Spring is here and 12 months from the 2008 primaries we have 60 Minutes airing a story that will be whipping Seniors into righteous indignation. It is interesting how 60 minutes waited 3.5 years after the vote to run the story though--just had to wait for the 1st candidate to promise free health care. Imagine what was talked about in retirement communities all over Florida tonight? I bet it had to do with this;

"You push this bill through that produces a windfall for the drug companies. And then a short time later, you go to work for the drug lobby at a salary of $2 million. That doesn't look good," says Kroft.

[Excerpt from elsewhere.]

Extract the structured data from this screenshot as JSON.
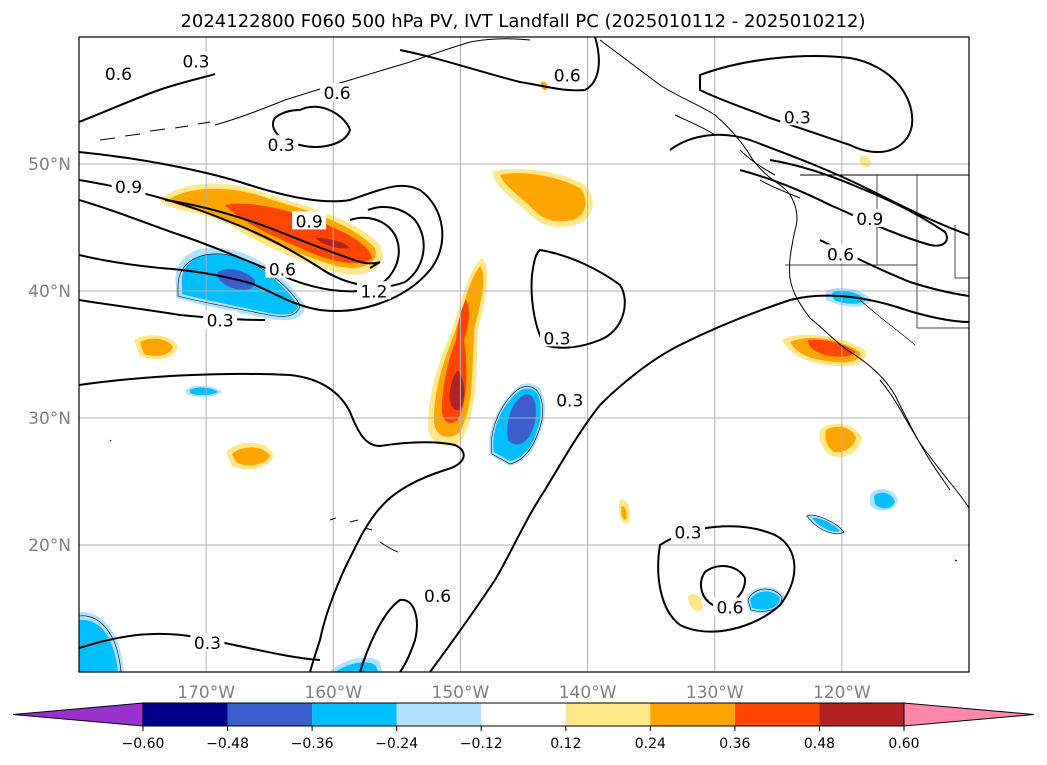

"There was nothing I could've done in my life after leaving Congress that wouldn't have had — I didn't have some impact on in 25 years in Congress … If that looks bad to you, have at it," Tauzin says. "That's the truth."

In fairness to Tauzin and former Medicare chief Tom Scully, they weren't the only public officials involved with the prescription drug bill who later went to work for the pharmaceutical industry.

Just before the vote, Tauzin cited the people who had been most helpful in getting it passed. Among them:

  • John McManus, the staff director of the Ways and Means subcommittee on Health. Within a few months, he left Congress and started his own lobbying firm. Among his new clients was PhRMA, Pfizer, Eli Lilly and Merck.

  • Linda Fishman, from the majority side of the Finance Committee, left to become a lobbyist with the drug manufacturer Amgen.

  • Pat Morrisey, chief of staff of the Energy and Commerce Committee, took a job lobbying for drug companies Novartis and Hoffman-La Roche.

  • Jeremy Allen went to Johnson and Johnson.

  • Kathleen Weldon went to lobby for Biogen, a Bio-tech company.

  • Jim Barnette left to lobby for Hoffman-La Roche.

    In all, at least 15 congressional staffers, congressmen and federal officials left to go to work for the pharmaceutical industry, whose profits were increased by several billion dollars.

    "I mean, they — they have unlimited resources. Unlimited," Burton says. "And when they push real hard to get something accomplished in the Congress of the United States, they can get it done."

  • As this story gets legs, and it will, quite a few HR/Benefits People may be answering questions about how they know with certainty they are getting the best deals on Drugs from their PBM? Prudent employers should be prepared with data for the phone call. It is time to get ahead of the snowball before it becomes an avalanche.